Indeed the people running the show at the DHSC are former pro-privatisation Blairites. As the article sums up:
It is difficult at present to see the abolition of NHSE and thousands of redundancies as anything other than a move to facilitate Labour plans for ’reform’. The bad news is that ‘reform’ looks like another reorganisation where the beneficiaries will be private companies as an increasingly fragmented NHS is opened up to commercial interests.

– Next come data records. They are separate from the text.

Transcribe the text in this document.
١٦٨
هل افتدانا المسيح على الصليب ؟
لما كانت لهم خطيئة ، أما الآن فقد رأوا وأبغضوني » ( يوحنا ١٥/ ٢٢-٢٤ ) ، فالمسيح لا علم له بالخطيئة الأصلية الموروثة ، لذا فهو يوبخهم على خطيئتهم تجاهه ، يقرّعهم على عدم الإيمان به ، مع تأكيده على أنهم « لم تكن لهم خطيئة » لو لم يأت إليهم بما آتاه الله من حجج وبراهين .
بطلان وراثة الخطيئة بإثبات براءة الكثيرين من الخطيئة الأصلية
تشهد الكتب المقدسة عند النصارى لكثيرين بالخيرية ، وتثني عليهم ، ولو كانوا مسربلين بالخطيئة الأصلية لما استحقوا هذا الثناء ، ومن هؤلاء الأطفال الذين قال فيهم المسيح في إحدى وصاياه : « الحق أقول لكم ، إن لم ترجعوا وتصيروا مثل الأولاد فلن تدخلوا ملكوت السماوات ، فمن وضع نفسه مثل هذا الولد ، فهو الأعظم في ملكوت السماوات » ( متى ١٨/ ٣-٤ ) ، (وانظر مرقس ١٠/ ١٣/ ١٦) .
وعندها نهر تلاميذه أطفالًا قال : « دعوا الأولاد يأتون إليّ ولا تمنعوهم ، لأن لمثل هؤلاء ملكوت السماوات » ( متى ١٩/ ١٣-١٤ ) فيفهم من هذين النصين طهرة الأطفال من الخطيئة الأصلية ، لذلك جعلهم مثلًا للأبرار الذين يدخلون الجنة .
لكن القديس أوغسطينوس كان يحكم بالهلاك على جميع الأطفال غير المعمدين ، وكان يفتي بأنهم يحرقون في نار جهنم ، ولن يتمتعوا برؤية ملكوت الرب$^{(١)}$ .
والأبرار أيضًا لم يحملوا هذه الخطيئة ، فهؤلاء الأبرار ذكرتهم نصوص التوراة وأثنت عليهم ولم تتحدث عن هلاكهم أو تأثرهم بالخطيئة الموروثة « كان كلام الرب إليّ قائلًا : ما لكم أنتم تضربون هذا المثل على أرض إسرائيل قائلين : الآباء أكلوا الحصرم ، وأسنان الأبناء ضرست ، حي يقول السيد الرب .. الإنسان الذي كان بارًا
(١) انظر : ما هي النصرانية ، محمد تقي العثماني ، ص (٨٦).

It’s no surprise that NHSE staff are ‘in shock and awe’ at the scale of the job cuts, which have spiralled from 2,000 just weeks earlier to 6,500 last week to now, with 10,000 job losses said to make £500 million savings.
Has the revolution started yet? This is how Patterson ends her book:
As William Beverage said in his report in 1942, the report that helped give rise to the NHS in the first place: ‘A revolutionary moment in the world’s history is a time for revolutions, not for patching’. From this global pandemic we face another revolutionary moment. It’s not a time for more concessions, small changes or compromises. It’s time for the bold transformative ideas that will help us build the NHS to thrive for the next 75 years. It’s time to fight for the NHS.
Lets not beat about the bush. Career politicians are a pretty odious bunch. They are sociopathic acolytes wedded to the neoliberal gospel, driven by myopic vision, constricted by group think. Maximum pressure needs to be brought to bear, whatever shape or form that takes.
Update
Everydoctor has published a report showing the connections between private healthcare companies and MPs.
*Declaration of interest: I support the EveryDoctor campaign.
I don't know whether to express profound gratitude for the thoroughness of this piece, or to flee somewhere (although there is no place to go) to escape the ubiquitous maliciousness, greed, and cynicism it reveals. After pondering that dilemma a bit, I now conclude it is preferable to suffer the ugly truth than indulge in the faux anodyne of trying to ignore it.
One quibble, the Nazis derived their heinousness from the eugenics movement which began in England in the late 19th century and then started gaining popularity in the United State in the early 20th century, not the other way around.